Ce qui s’entend dans un APOCALYPSO hautement cinématographique, où il est autant donné à voir qu’à écouter, de Bonheur dans le Crime à un cronenbergien Ravin. Très marquée par l’imagerie de Francis Ford Coppola, grande admiratrice de Stanley Kubrick, Calypso aime tout autant le cinéma français contemporain, en particulier celui de Claire Denis, Christophe Honoré (auteur du clip de son premier single, Le Jour), Gaspar Noé, Yann Gonzalez, sans oublier Bertrand Mandico, qui a d’ailleurs réalisé la vidéo d’Apprivoisé.
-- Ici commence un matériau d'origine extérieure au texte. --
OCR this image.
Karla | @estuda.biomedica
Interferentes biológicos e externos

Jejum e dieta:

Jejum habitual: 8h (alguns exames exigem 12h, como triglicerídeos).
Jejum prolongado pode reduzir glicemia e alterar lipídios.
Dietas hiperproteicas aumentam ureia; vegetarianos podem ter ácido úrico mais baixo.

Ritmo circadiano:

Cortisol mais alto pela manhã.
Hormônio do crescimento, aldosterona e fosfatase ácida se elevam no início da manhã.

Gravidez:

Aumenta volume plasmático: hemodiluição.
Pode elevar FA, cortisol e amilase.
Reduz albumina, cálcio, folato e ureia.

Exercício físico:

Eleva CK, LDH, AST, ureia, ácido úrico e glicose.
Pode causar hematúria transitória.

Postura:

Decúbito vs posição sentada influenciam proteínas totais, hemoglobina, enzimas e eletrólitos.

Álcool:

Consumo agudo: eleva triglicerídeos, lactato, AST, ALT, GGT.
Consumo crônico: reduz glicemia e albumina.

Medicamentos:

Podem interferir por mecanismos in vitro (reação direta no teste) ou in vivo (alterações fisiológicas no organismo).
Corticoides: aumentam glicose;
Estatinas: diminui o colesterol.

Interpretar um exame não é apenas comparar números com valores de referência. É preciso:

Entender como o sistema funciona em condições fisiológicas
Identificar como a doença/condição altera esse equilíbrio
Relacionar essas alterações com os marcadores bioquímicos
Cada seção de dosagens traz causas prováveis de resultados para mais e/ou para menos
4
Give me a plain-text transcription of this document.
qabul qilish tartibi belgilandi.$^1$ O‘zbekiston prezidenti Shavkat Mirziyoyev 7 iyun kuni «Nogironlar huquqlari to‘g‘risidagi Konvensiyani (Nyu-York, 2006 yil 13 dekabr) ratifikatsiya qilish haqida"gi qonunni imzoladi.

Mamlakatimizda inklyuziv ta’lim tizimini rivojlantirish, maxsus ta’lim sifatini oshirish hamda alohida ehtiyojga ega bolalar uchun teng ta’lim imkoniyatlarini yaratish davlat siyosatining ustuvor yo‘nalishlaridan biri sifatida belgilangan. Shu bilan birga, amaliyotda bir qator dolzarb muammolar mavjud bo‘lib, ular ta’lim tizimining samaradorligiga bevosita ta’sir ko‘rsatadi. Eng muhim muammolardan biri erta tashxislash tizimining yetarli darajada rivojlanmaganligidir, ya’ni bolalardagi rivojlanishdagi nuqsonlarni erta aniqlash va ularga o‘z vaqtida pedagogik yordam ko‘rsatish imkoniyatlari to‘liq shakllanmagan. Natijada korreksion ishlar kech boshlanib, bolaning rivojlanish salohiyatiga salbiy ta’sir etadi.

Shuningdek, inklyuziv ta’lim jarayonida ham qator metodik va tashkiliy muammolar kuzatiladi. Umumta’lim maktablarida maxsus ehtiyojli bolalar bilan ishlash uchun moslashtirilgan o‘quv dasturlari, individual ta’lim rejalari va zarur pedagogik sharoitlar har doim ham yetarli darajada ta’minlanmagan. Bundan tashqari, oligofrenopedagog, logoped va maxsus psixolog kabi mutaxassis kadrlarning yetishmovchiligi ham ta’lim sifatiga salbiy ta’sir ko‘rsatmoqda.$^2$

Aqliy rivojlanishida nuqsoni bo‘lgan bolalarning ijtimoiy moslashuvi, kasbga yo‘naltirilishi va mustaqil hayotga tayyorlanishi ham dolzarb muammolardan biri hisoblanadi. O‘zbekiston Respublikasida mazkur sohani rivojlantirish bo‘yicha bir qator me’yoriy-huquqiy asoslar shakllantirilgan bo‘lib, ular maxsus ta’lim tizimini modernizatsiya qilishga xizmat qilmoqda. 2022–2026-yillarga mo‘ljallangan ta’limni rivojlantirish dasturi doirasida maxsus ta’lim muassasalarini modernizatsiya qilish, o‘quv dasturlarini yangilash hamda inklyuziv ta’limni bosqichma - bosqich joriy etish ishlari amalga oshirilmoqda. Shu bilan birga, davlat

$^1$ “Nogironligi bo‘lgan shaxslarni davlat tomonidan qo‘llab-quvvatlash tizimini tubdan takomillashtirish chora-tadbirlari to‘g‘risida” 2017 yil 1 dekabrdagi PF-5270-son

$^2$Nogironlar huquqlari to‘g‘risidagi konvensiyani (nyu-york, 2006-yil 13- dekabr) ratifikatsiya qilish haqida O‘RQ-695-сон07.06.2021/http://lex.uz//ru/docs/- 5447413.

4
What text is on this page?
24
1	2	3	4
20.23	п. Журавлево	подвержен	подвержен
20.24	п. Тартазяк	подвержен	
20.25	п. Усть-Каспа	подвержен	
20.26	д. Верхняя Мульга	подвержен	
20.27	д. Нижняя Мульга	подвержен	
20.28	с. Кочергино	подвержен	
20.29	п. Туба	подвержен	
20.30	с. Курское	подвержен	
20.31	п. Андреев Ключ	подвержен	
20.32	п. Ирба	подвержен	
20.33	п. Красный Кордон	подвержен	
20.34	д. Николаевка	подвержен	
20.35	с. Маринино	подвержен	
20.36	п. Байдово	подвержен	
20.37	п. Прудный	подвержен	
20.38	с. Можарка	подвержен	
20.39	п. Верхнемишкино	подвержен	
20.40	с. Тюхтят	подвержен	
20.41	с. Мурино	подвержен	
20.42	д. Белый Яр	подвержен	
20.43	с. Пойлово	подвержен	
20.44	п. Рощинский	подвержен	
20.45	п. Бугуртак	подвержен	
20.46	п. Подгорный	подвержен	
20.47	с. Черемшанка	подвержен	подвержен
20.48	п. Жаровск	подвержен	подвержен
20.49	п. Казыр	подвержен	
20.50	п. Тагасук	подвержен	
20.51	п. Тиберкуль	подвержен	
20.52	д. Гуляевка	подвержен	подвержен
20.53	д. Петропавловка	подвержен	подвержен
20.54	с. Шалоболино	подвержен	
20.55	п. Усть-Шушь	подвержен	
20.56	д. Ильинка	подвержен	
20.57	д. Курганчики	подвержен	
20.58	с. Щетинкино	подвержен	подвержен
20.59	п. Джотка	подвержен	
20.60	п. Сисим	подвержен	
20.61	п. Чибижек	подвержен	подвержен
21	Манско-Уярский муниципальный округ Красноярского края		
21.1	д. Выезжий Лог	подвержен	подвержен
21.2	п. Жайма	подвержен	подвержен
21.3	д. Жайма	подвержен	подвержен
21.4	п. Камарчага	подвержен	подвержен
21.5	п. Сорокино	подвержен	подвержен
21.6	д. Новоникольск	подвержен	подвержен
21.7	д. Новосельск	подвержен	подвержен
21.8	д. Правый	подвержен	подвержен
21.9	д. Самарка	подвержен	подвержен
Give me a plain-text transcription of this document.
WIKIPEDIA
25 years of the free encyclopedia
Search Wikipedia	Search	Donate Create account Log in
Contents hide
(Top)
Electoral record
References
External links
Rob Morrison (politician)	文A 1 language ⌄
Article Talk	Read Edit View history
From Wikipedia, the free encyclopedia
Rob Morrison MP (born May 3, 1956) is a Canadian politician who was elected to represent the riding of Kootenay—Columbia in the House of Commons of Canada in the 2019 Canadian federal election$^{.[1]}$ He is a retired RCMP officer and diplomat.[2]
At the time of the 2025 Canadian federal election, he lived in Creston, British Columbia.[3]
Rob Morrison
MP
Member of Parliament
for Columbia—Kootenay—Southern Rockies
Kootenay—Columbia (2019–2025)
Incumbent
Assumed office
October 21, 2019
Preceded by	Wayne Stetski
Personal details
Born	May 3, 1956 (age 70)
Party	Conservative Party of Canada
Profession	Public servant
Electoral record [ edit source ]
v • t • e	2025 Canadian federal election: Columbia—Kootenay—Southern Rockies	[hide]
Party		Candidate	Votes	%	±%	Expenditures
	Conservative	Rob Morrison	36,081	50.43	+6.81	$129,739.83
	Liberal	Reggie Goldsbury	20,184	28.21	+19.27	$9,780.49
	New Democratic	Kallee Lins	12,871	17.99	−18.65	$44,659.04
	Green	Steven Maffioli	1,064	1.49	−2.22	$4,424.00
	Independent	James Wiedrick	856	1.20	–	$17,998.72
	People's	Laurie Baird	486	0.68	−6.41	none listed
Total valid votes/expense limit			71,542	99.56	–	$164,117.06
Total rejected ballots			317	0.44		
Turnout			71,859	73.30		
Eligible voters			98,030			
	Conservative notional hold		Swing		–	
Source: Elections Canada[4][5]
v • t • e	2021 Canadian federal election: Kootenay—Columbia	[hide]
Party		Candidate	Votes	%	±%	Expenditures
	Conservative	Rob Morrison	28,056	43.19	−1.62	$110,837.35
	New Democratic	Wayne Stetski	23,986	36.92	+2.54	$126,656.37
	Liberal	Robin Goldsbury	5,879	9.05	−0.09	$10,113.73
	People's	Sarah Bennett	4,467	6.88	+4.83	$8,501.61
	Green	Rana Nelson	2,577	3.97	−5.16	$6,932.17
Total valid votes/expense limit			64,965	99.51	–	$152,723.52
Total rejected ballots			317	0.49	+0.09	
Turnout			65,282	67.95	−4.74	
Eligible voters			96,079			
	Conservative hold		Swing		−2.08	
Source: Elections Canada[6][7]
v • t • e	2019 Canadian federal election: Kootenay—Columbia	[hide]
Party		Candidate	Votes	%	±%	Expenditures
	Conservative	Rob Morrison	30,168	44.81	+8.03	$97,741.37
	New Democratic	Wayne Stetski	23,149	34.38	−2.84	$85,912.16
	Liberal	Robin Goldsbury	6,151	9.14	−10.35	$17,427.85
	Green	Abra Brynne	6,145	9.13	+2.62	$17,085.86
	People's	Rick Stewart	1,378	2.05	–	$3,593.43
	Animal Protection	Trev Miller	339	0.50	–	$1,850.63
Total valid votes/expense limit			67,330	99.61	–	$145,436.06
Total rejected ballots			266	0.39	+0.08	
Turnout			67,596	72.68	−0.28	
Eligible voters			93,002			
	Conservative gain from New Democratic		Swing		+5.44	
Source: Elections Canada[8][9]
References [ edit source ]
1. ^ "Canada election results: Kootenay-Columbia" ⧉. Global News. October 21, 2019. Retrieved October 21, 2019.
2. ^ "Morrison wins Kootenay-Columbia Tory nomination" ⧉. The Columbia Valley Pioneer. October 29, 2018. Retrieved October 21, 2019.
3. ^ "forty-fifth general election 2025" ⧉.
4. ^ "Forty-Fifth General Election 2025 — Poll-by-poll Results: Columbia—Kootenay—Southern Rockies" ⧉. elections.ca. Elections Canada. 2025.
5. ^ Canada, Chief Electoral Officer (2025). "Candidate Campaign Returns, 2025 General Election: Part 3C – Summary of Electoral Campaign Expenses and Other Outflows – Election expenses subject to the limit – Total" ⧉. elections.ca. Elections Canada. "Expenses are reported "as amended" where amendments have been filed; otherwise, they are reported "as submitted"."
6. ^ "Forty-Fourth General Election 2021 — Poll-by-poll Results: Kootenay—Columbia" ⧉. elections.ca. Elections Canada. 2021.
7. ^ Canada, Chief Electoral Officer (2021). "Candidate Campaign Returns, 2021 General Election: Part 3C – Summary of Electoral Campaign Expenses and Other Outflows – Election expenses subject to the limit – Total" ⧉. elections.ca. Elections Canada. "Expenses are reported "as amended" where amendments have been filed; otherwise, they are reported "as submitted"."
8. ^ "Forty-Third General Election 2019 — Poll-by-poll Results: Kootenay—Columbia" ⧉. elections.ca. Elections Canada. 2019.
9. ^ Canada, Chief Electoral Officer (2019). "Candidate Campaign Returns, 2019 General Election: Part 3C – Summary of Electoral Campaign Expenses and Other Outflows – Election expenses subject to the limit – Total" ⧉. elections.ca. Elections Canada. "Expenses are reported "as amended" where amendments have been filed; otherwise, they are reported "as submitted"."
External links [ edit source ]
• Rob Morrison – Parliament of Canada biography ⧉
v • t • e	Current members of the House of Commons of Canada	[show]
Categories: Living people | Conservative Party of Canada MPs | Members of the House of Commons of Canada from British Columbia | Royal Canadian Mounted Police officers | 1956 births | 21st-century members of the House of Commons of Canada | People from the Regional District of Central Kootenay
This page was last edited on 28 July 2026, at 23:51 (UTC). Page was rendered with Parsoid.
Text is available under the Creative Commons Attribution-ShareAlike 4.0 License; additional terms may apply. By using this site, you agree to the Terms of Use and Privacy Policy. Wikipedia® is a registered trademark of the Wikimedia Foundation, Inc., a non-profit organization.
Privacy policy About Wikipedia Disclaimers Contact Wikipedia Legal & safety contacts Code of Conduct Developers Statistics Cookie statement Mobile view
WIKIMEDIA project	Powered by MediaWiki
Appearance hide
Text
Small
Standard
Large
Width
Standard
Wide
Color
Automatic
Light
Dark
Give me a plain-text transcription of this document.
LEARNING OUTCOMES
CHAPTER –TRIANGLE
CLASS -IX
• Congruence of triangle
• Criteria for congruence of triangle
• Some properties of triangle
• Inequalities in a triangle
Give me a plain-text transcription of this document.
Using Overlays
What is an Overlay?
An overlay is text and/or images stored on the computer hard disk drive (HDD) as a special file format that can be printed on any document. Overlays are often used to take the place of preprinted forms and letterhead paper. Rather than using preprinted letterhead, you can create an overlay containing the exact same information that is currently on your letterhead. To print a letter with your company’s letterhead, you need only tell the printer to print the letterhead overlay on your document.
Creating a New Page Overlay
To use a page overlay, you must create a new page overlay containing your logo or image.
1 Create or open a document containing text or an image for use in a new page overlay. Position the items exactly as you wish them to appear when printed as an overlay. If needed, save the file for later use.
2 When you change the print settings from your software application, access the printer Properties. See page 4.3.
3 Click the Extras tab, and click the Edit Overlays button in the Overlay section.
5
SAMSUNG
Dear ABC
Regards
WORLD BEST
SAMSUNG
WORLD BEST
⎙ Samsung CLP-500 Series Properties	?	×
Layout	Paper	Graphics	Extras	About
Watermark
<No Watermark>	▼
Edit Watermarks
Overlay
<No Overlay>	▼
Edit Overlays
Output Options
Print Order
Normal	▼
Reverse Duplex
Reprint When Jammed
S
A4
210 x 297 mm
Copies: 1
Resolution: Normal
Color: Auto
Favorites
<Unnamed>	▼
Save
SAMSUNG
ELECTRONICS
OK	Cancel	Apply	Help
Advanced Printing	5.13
Rappelons que si la musicienne incarne pleinement ses clips, c’est parce qu’elle est aussi actrice, vue chez Olivier Assayas, Michel Gondry ou Ralph Fiennes… La mode fait également partie des territoires visuels arpentés par Calypso, photographiée par Hedi Slimane, dont elle est fan inconditionnelle depuis toujours, muse de Vanessa Seward ou encore Bouchra Jarrar. À son actif, des collaborations avec Pierre Hardy et Jean-Charles de Castelbajac, pour lequel elle a signé la musique de son dernier défilé, en 2014. Mais plus qu’inspiratrice, Calypso est une créatrice aux sens perpétuellement éveillés, impliquée jusqu’à la garde dans l’écriture et la composition de ses morceaux, dont chacun pourrait être envisagé comme un exaltant micro-métrage sonore. Où, comme le conclut l’épique À la Française, le danger n’effraie plus et où la sensualité réchauffe les beats et les plus froids des claviers.
Façonnée à l’aune d’un romantisme total, sans compromis et profondément excitante, la pop magnétique de Calypso Valois est autant mémorable qu’allergique aux tendances. Qu’importent les épreuves et les défaillances, dansons, qu’on le veuille ou non – à la vie, à la mort. À l’amour.